Las Vegas Sun

March 28, 2024

Letter: Freedom and religion don’t mix

In his Nov. 7 letter, Timothy Carroll says that I'm altering and distorting American history to support my ideas of the separation of church and state. Mr. Carroll states that in my Nov. 3 letter I made the Puritans sound anti-religious. I never said that. I said that they came here to avoid persecution because they did not subscribe to the accepted religious beliefs of their time. The Puritans wanted freedom to worship, but the freedom to worship, or not, is founded on the freedom of not having someone else's beliefs forced on you.

English history is replete with examples of religious persecution. Practically every time they changed monarchs they changed religions, and many people died as a result.

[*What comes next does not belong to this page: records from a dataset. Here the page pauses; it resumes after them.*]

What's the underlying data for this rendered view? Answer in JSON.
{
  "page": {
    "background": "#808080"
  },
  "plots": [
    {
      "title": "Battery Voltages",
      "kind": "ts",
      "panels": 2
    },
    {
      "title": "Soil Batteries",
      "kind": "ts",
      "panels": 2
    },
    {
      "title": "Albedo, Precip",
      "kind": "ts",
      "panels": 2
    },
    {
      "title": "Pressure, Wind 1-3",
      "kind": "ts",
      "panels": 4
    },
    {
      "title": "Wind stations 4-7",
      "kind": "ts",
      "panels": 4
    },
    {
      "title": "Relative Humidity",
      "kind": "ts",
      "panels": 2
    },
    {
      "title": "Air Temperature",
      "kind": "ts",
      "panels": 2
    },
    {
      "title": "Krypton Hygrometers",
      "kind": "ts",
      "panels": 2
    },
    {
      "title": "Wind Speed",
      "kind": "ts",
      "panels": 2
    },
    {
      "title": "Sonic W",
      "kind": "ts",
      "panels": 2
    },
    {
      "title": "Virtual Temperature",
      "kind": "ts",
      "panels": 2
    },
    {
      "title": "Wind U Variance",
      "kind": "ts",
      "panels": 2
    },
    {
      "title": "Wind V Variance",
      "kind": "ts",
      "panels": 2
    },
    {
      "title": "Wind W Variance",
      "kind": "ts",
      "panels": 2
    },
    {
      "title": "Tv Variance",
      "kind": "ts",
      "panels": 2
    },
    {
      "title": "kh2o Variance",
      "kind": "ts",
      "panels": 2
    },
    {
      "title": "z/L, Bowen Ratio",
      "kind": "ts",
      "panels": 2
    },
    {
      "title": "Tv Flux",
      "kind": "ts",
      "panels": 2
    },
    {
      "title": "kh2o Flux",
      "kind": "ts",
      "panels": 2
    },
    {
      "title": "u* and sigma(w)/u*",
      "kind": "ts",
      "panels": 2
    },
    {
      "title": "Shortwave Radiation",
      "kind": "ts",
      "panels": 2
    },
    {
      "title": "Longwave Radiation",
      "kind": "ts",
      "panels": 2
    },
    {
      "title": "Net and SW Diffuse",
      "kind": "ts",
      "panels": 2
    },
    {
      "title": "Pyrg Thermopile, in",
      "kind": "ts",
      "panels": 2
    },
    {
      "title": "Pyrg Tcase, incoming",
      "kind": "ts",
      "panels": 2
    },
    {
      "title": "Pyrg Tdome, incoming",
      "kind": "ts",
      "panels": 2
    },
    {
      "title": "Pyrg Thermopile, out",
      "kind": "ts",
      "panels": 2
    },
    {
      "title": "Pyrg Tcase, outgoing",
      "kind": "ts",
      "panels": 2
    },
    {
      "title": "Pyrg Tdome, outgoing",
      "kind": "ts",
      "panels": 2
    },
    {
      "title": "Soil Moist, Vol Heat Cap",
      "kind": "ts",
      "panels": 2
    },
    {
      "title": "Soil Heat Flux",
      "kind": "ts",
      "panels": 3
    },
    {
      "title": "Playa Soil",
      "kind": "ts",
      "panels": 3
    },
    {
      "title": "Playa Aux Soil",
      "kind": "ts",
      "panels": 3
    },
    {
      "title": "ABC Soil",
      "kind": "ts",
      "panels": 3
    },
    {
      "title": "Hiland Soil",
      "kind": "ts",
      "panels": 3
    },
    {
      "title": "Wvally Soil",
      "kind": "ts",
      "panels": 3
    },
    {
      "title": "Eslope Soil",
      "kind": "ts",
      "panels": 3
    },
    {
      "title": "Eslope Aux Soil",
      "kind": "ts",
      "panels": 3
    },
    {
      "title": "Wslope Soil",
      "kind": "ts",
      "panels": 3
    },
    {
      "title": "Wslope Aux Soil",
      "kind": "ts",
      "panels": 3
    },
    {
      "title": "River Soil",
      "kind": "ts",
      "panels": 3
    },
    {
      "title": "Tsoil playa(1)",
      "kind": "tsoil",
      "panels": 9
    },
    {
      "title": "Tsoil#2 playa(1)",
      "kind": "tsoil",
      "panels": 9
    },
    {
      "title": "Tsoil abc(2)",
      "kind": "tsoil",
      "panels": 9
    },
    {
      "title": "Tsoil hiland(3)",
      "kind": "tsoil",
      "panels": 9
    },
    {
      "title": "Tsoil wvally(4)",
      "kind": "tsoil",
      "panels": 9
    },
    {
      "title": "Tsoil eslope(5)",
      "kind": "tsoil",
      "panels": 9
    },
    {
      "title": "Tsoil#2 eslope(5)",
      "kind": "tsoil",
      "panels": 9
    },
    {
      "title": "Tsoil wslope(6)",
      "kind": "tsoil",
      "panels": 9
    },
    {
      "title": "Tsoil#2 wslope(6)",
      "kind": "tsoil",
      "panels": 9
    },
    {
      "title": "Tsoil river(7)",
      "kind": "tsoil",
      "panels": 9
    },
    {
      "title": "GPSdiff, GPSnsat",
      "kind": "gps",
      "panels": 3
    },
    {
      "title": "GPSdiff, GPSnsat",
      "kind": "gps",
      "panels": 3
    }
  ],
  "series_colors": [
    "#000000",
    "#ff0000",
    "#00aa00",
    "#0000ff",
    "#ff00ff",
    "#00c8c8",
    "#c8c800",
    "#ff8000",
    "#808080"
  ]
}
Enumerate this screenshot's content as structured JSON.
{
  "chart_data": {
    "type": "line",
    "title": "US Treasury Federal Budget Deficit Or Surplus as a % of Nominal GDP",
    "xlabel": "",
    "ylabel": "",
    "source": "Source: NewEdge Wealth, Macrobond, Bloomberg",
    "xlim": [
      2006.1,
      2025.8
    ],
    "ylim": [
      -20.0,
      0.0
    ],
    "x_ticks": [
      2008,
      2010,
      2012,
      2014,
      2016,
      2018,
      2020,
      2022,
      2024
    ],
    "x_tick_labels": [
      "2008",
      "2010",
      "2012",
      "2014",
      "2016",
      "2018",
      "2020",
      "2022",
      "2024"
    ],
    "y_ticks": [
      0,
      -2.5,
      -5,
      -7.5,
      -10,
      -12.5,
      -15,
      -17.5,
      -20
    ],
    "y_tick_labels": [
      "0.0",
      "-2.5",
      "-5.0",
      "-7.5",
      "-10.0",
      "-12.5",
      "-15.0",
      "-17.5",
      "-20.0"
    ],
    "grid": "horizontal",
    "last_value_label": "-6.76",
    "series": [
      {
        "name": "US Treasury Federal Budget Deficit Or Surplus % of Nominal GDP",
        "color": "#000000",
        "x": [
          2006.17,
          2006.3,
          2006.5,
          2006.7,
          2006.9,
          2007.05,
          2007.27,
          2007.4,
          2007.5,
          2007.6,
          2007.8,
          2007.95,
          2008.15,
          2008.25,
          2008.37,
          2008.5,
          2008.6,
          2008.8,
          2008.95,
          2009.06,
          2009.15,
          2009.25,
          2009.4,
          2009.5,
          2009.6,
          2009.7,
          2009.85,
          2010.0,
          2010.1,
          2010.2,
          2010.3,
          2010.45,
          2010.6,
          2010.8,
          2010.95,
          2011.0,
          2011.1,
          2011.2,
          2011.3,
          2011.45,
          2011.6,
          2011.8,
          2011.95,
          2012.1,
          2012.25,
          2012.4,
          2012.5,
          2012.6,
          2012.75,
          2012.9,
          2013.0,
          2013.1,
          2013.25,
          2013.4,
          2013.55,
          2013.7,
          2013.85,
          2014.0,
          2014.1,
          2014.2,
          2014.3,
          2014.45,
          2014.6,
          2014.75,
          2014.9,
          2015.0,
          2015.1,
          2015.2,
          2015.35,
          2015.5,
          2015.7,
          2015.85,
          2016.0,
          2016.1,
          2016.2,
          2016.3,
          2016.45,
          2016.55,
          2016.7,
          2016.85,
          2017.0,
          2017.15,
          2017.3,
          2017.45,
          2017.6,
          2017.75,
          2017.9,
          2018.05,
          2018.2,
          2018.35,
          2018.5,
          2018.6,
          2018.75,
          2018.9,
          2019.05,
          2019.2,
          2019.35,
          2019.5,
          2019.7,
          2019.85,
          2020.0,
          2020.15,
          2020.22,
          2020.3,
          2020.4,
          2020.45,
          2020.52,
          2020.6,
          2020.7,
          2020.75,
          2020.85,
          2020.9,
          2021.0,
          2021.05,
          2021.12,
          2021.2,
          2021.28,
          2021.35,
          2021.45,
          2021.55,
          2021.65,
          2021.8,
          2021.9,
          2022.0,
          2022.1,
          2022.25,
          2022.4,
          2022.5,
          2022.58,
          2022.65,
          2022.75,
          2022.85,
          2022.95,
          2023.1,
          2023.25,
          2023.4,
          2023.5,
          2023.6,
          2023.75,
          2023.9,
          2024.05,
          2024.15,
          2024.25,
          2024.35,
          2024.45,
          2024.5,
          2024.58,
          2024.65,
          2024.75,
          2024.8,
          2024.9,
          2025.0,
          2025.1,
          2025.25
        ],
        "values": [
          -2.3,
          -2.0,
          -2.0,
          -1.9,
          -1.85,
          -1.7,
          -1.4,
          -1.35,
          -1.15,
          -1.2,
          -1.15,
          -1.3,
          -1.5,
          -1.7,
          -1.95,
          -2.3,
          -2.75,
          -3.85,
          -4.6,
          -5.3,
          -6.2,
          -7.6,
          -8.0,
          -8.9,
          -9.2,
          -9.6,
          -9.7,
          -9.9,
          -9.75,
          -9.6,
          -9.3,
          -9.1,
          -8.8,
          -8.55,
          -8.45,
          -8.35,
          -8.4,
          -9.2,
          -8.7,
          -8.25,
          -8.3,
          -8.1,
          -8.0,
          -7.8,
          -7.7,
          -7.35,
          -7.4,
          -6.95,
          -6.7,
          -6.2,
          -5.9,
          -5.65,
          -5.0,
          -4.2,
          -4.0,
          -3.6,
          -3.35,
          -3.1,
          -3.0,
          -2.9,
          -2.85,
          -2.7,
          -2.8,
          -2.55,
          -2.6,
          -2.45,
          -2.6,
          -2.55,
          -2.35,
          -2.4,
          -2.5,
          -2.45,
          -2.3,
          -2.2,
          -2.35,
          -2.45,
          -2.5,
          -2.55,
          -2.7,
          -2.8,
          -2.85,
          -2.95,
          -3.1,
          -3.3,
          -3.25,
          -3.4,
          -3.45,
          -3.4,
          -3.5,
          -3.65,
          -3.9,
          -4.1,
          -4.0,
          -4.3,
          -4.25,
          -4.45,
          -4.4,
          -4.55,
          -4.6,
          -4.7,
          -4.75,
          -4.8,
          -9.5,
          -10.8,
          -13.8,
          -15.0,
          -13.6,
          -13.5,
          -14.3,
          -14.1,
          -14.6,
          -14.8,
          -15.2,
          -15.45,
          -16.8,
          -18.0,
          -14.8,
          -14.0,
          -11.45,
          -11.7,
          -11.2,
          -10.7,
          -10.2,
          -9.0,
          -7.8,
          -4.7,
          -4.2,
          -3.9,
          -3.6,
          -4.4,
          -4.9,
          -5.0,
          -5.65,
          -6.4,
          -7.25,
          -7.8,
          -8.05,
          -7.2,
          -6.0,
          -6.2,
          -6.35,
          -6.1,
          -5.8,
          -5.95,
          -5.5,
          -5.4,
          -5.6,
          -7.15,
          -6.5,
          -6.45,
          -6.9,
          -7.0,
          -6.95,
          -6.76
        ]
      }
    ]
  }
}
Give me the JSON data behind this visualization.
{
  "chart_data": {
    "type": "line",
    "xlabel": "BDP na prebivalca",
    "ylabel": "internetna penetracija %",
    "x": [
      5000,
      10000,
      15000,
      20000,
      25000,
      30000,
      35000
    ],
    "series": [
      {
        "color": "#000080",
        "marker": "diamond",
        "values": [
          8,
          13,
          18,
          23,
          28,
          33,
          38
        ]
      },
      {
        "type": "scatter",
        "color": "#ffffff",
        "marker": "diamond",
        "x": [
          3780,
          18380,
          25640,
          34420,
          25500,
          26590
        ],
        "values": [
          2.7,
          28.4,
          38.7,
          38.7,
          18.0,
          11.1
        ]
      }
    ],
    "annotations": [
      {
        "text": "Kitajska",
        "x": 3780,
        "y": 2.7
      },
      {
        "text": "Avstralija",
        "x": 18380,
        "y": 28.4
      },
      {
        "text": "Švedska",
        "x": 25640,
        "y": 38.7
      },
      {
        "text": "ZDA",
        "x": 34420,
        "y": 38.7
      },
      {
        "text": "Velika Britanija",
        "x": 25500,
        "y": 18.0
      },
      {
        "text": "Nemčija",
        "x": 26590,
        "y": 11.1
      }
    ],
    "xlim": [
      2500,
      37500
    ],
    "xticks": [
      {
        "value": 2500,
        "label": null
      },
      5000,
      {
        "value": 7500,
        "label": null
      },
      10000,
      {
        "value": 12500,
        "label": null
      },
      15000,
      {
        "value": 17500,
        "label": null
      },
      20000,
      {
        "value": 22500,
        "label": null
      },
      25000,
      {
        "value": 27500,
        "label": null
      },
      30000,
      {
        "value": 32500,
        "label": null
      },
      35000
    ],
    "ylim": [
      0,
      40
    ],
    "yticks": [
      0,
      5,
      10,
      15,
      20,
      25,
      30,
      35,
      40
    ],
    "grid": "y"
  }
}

Our Founding Fathers understood this and mostly rejected the Christian faith. Benjamin Franklin said, "The way to see by faith is to shut the eye of reason." Thomas Paine wrote in his "Age of Reason," published in 1794, "All national institutions of churches, whether Jewish, Christian or Turkish, appear to be no other than human institutions, set up to terrify and enslave mankind." John Adams stated in the Treaty with Tripoli, June 10, 1797, "The government of the United States is not, in any sense, founded on the Christian religion."

Yes, we freedom-loving Americans tolerate certain manifestations of religion, such as prayer before each session of Congress, but that is to our credit. Religion does not have a good track record when it comes to freedom and tolerance. The ideas of freedom and religion, and tolerance and religion, are oxymoronic concepts.